Humans are not the only animals that talk to each other. Did you know that insects communicate by sending invisible chemical messages through the air? These conversations span subjects like where to have dinner, where the safe spaces are to hide, and details for romantic dates. Scientists can eavesdrop on these conversations and distort the messages—sometimes to our benefit. Read on to see how researchers direct Asian giant hornets to the wrong place using just the right chemical message.
Scientists in the field of chemical ecology study the chemical interactions among and between living organisms and their environment. For instance, pheromones are important chemicals that animals use to communicate with one another. Popular media often presents pheromones as mysterious chemicals that attract the opposite sex, even though to date, scientists have not identified a single human pheromone. However, pheromones are not just chemicals that lure in a romantic partner.
Technically speaking, pheromones are chemical messages between individuals of the same species that cause a very specific reaction, like a change in behavior.
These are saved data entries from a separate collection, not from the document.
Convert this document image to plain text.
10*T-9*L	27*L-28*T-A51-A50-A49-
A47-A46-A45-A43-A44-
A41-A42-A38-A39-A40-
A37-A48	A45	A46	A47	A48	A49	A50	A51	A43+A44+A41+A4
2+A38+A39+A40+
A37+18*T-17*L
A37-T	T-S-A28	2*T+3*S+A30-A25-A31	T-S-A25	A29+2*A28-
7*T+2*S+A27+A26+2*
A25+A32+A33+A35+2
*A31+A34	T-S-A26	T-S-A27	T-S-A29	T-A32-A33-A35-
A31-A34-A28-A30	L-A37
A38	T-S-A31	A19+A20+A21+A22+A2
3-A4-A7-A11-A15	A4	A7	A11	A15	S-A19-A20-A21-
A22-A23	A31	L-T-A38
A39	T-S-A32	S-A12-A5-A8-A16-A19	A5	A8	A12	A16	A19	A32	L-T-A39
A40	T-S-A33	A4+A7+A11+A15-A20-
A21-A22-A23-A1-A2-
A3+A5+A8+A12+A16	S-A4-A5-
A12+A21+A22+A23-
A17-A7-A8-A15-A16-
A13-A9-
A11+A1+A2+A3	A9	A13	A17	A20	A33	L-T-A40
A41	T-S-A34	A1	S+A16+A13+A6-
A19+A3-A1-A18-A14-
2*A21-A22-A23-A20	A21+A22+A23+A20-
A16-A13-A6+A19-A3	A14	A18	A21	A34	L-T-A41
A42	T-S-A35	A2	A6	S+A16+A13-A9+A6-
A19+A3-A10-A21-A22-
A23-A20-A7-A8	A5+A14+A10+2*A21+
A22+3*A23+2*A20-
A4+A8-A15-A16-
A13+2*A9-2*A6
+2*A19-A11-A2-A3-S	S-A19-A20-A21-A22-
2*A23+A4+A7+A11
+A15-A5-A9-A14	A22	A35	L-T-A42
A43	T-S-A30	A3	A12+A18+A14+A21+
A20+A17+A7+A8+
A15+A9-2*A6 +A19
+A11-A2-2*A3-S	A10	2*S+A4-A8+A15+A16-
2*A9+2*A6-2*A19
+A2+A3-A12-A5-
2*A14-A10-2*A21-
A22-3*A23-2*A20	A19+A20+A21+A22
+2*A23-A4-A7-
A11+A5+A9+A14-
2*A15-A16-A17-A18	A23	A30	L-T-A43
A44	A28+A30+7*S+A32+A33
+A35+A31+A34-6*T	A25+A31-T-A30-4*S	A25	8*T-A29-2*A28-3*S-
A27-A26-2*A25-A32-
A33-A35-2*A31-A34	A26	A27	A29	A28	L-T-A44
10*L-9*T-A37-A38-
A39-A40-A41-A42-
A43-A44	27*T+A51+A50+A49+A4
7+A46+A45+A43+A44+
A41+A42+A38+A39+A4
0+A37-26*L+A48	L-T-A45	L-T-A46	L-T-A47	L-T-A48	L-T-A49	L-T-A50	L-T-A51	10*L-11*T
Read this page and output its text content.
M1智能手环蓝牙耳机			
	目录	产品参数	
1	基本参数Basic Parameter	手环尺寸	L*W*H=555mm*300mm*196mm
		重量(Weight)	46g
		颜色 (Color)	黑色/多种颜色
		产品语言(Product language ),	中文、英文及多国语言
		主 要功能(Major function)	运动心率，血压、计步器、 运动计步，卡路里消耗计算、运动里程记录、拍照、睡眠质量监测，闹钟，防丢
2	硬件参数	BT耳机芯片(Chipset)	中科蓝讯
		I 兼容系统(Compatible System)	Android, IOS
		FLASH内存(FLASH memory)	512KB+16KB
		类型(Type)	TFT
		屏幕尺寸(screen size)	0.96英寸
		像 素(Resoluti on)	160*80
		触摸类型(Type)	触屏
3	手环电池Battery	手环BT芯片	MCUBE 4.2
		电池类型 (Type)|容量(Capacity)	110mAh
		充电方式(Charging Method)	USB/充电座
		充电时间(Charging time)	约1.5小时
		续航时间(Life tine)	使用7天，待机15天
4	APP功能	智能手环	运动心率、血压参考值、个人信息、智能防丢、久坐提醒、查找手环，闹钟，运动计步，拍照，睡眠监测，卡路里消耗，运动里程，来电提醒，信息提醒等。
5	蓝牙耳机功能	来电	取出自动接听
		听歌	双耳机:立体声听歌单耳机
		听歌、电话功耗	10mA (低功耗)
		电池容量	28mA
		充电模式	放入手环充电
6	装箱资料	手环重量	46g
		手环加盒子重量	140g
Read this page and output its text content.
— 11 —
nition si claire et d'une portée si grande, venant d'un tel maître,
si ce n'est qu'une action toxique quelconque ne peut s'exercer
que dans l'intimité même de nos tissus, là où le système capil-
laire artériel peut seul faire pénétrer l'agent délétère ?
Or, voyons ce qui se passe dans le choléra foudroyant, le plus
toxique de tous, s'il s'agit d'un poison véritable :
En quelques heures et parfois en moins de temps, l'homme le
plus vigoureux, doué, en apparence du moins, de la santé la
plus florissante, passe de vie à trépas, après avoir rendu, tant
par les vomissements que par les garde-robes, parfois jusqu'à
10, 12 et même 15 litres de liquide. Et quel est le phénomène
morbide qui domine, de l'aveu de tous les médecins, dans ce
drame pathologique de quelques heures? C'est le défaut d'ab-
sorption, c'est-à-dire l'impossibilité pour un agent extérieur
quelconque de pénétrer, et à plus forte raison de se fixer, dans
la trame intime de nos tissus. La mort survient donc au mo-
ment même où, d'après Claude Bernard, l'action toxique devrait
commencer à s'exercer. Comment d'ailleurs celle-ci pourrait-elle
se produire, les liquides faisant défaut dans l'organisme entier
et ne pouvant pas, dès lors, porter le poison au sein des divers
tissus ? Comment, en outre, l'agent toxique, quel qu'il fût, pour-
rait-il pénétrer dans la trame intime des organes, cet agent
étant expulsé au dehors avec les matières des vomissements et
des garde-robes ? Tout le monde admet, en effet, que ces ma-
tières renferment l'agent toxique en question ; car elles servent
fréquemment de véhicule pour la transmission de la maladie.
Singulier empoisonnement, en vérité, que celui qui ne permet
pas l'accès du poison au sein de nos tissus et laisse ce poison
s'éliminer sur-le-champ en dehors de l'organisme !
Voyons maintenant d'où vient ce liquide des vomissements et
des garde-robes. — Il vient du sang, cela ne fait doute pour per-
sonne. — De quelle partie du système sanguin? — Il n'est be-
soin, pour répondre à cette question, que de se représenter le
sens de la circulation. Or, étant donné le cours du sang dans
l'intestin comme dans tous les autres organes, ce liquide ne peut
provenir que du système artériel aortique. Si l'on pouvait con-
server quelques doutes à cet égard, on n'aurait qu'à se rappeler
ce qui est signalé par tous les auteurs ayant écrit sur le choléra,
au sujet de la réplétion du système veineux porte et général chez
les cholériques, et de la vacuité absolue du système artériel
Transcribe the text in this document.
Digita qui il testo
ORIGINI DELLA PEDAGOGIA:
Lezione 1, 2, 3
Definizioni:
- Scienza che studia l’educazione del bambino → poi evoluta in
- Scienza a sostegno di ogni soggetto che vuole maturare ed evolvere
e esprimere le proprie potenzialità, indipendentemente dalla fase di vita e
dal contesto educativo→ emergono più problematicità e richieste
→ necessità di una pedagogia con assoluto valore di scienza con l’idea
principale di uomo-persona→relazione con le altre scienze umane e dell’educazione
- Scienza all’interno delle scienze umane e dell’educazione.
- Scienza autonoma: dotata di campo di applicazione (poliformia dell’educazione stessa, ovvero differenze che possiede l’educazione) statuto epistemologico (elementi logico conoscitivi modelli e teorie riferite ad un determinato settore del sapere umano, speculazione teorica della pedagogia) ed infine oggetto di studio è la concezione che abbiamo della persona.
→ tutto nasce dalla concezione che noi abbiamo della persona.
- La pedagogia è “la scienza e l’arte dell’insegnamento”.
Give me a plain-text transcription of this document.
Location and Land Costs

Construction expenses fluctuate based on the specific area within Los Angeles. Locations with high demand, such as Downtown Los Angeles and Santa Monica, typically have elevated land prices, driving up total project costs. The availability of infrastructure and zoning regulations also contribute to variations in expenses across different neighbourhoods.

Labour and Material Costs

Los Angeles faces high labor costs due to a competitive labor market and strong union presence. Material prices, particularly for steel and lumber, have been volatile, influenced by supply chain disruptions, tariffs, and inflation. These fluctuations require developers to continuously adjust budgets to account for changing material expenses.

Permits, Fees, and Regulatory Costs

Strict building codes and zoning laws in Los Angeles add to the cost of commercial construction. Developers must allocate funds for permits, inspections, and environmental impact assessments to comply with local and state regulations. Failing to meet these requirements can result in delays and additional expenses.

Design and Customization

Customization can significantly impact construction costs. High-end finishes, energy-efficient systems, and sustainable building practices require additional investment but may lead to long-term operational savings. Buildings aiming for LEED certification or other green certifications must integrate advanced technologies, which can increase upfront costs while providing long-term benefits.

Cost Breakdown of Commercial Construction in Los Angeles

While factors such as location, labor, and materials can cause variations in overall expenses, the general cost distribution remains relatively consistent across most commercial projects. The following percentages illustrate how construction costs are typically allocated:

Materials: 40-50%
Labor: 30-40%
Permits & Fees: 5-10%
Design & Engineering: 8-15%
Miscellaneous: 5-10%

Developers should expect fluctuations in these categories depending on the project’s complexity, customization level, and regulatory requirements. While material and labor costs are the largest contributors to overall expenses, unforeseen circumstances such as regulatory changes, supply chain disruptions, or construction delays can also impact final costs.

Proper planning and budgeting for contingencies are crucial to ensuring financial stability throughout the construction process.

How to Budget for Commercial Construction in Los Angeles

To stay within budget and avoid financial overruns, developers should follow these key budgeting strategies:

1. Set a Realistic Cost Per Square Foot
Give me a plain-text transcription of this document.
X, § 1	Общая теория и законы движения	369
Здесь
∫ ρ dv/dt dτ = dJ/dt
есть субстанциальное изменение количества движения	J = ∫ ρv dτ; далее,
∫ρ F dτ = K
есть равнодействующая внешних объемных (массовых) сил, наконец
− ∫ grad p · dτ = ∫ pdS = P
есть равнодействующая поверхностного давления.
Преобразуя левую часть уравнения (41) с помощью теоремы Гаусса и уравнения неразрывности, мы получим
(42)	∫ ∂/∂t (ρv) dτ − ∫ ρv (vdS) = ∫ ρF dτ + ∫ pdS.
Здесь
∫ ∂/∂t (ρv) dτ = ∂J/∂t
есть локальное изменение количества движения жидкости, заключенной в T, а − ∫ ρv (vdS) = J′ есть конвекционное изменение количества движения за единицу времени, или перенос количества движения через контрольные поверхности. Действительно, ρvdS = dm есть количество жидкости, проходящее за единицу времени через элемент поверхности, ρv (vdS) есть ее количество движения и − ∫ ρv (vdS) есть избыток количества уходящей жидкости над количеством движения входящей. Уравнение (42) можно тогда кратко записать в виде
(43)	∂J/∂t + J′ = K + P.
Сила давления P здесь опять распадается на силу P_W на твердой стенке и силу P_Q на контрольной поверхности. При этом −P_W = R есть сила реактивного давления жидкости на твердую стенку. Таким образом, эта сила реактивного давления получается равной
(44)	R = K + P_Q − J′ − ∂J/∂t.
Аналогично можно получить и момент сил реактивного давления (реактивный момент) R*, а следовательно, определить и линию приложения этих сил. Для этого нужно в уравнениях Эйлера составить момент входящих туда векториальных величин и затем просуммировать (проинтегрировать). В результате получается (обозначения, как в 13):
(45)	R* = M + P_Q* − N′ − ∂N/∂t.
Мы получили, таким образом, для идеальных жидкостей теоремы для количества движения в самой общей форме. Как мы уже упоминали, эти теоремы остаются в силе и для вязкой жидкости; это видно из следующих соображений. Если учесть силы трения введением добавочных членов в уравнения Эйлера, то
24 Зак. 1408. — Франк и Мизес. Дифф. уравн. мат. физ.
In fact, there are eight types of pheromones used by insects, and experts classify them based on the behavior triggered (e.g., aggregation, alarm, home recognition, and sex pheromones).
There has been a lot of media coverage on the Asian giant hornet (Vespa mandarinia) since its invasion into the Pacific northwest in 2019. Popularly called “murder hornets”, the species has caused widespread panic that they are going to hurt people. Fortunately, these hornets pose little direct threat to folks. Unfortunately, there is real concern that the species might establish in the United States. To try to avoid this, there has been a frenzy on the part of researchers to eliminate them from North America.
On that note, people generally use traps to monitor presence and number of pests rather than controlling insect populations. For example, since female Asian giant hornets are responsible for egg-laying and colony production, only capturing males might not reduce the number of hornets if they already mated with a female prior to capture. However, capturing males would help scientists quickly detect overall hornet activity. Thus, pest managers can use pheromone traps in the “identification” and “monitoring” portions of an integrated pest management plan.
Chemical ecology can help develop products that protect many different environments from pests. For instance, constantly monitoring for insect activity may stop invasive species from infesting by detecting invaders sooner rather than later. In field crops and forests, pheromone traps have been instrumental in reducing damage to plants. Additionally, these types of products are used in structures to monitor activity of urban and stored product pests. Only by listening and deciphering the secret messages of insects can we use their languages against them.